Leggi e burocrazia stanno limitando fortemente la libertà sull’uso del denaro contante. Al punto che oggi, versare soldi in banca è diventato pericoloso, perché si rischiano sia accertamenti fiscali che penali. Lo prevede la normativa vigente e i controlli del fisco attraverso l’anagrafe dei conti correnti bancari.

In nome della lotta all’evasione fiscale, il fisco ha messo a punto un sistema di controlli tale che non conviene più versare soldi contanti sul proprio conto corrente se non si possiede una valida giustificazione della provenienza perché si rischia l’accertamento.

A differenza dei prelevamenti che solo liberi, infatti, i versamenti sono controllati e senza alcun limite di somma depositata. Non saranno le banche ad effettuare segnalazioni per somme modeste, ma direttamente l’Agenzia delle Entrate a controllare le movimentazioni incrociando i dati del contribuente con le dichiarazioni dei redditi.

I controlli dell’Agenzia delle Entrate

L’Agenzia delle Entrate ritiene, infatti, che qualsiasi versamento di denaro contante o trasferimento di somme cospicue sul conto corrente che non trova adeguata giustificazione tale da assolvere il contribuente dal pagamento delle imposte è assoggettabile a tassazione ordinaria. In altre parole il semplice deposito ingiustificato di denaro sul conto corrente bancario o postale è passibile di evasione fiscale. Per i casi più gravi è prevista anche la confisca del conto corrente laddove si possa configurare il reato di riciclaggio.
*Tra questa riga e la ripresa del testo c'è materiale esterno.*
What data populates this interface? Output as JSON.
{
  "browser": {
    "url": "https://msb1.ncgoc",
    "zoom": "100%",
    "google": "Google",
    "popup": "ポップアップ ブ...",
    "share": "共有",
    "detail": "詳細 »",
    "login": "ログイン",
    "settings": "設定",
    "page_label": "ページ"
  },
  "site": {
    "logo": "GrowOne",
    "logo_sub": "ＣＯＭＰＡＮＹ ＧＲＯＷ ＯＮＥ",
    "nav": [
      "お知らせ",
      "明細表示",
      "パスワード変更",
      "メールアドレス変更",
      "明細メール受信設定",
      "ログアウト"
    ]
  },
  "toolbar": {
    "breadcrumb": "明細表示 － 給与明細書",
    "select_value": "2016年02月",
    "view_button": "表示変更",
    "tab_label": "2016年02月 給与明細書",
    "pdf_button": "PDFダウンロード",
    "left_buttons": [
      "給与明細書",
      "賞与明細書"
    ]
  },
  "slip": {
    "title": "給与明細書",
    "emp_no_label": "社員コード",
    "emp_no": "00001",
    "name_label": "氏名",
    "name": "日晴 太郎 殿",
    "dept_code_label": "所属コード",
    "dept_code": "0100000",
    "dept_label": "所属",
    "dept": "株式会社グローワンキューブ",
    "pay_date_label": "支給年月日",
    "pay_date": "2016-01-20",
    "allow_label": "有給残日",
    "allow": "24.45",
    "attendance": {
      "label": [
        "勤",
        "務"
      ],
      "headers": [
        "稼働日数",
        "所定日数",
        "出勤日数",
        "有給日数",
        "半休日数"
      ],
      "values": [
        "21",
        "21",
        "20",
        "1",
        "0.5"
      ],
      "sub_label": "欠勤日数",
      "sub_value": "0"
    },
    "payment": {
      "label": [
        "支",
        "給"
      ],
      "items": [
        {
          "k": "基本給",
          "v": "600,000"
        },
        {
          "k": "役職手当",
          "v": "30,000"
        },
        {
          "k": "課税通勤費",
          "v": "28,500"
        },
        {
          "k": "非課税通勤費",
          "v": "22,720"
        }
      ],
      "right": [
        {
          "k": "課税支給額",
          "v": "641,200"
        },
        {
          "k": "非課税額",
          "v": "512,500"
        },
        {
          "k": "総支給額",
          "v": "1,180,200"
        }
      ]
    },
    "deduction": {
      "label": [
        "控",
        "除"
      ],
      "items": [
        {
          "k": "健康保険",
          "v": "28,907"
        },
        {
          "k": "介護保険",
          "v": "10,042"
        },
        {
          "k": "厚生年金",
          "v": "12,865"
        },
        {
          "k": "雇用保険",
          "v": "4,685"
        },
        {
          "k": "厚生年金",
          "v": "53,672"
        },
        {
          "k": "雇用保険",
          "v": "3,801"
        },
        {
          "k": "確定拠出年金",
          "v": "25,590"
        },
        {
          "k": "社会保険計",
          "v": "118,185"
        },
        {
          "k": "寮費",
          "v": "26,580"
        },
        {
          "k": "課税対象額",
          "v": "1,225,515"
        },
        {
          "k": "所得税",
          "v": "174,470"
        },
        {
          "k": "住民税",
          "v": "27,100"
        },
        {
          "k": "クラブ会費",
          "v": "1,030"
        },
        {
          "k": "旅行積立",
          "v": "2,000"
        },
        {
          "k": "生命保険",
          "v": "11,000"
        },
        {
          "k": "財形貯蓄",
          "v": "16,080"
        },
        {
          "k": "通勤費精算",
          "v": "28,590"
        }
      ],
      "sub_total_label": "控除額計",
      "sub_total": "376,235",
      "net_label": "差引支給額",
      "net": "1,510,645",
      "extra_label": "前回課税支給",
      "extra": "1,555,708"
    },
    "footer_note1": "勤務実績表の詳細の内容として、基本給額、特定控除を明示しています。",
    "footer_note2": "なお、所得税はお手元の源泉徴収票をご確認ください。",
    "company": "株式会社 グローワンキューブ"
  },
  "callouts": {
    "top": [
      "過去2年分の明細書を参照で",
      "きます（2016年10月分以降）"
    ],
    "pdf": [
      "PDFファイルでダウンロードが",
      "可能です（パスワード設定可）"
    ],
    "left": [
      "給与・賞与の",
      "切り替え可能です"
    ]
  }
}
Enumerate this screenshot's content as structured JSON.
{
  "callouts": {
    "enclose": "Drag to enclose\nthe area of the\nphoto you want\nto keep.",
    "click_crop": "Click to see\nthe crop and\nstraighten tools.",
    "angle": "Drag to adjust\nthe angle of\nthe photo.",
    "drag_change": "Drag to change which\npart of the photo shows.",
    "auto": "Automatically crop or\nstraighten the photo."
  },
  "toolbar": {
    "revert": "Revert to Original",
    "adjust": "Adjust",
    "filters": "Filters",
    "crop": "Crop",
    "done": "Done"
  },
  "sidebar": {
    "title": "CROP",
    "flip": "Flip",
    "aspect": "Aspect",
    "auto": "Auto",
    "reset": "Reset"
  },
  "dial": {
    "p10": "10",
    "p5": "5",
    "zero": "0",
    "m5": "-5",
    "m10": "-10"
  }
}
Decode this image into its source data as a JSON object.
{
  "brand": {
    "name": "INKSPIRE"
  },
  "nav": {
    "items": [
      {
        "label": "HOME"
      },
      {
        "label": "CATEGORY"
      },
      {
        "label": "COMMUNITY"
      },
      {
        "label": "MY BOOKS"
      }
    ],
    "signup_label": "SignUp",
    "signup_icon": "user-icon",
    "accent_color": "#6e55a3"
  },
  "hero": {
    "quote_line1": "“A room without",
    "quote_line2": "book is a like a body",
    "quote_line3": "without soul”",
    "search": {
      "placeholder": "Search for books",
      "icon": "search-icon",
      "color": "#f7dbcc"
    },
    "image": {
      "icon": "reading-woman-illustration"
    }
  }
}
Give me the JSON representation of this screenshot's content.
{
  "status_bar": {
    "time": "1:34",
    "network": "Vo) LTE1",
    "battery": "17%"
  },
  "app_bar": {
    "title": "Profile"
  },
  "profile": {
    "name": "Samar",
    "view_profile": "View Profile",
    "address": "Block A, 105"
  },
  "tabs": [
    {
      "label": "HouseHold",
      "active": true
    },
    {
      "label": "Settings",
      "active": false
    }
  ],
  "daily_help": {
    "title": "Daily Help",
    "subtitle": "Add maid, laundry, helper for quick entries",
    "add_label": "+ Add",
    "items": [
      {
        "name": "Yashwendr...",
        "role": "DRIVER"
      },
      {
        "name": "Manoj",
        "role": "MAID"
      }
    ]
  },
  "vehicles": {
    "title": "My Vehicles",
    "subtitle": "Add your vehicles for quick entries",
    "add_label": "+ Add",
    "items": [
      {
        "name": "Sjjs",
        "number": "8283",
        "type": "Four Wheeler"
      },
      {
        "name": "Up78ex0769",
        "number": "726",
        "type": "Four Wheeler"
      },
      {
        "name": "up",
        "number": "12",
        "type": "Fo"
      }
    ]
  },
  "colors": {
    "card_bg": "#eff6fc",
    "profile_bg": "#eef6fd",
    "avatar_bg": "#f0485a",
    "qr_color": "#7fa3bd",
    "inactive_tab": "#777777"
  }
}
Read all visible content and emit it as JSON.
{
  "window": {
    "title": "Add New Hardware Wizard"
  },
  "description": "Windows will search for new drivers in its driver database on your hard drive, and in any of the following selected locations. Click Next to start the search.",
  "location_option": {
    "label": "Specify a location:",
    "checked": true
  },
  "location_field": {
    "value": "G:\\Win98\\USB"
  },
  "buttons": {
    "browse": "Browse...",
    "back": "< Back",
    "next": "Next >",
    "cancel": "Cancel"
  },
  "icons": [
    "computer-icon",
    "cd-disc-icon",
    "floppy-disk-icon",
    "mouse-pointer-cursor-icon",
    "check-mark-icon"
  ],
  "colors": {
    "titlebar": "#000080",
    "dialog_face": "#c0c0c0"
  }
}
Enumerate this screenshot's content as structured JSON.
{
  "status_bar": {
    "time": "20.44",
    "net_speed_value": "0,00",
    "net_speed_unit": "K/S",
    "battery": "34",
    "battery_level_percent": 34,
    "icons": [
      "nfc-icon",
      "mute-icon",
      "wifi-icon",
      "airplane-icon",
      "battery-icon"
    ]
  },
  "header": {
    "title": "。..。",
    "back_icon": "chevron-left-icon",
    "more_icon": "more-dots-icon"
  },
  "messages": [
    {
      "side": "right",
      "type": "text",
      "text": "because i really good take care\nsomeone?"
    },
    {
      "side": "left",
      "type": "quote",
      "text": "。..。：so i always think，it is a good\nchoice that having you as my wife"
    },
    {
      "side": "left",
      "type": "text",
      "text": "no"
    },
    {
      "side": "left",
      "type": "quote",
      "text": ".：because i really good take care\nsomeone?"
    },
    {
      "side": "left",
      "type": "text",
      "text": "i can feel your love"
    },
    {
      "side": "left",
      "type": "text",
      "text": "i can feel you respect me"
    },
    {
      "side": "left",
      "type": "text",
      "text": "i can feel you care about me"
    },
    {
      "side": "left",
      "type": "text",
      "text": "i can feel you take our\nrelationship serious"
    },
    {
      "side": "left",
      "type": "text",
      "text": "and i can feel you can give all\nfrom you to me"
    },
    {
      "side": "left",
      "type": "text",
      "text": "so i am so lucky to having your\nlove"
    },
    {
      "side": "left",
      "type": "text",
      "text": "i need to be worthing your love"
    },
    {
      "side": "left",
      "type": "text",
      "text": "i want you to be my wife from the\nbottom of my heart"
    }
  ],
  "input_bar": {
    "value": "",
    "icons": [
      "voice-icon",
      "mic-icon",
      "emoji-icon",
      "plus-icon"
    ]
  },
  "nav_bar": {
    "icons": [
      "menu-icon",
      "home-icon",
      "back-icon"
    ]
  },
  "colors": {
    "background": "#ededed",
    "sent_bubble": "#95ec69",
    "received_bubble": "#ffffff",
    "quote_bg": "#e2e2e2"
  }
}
Come difendersi dai controlli

Ma come difendersi dal grande fratello fiscale? Meglio tenere i soldi in casa? Posto che l’onore della prova è sempre a carico del contribuente, prima di effettuare versamenti di denaro contante sul conto corrente è bene premunirsi di adeguata giustificazione. Per un’azienda è importante che vi sia riscontro nella contabilità della ditta o che vi sia una pezza giustificativa scritta e datata riguardo a fatturazioni il cui importo corrisponda al denaro che si vuole versare in conto.

Se ad esempio, un dentista riceve il pagamento in contanti da un proprio paziente e poi si reca in banca per versarli, è necessario che conservi la fattura corrispondente nella quale, peraltro, dovrà essere specificato che il paziente ha pagato in contanti. Stessa cosa per un commerciante che vende un elettrodomestico a un cliente e poi deposita la somma ricevuta in banca.

Il rischio riciclaggio

In assenza di tali prove, l’Agenzia delle Entrate applicherà al contribuente l’imposta ordinaria sul denaro contante in base all’aliquota corrente ritenendolo frutto di reddito non dichiarato e quindi profilandosi l’evasione. Oltre alle sanzioni e agli interessi previsti per legge naturalmente. Se gli episodi sono reiterati e vi sono macroscopiche discordanze fra contabilità aziendale e versamenti di denaro sul conto corrente oppure mancano giustificazioni sulla dichiarazione dei redditi, può scattare anche la misura della confisca del conto corrente in base alla normativa antiriciclaggio.

L’onere della prova

In conformità con lo spirito della Costituzione, il contribuente ha sempre la possibilità di difendersi e fornire la prova contraria. Si ha, quindi, un’inversione dell’onere della prova a carico del contribuente, il quale deve dimostrare, con una prova non generica, ma analitica per ogni versamento bancario, che gli elementi desumibili dalla movimentazione bancaria non sono riferibili ad operazioni imponibili. E proprio per assicurare l’effettività di tale adempimento, il giudice è tenuto ad effettuare una verifica rigorosa in ordine alle prove fornite dal correntista, rispetto ad ogni singola movimentazione.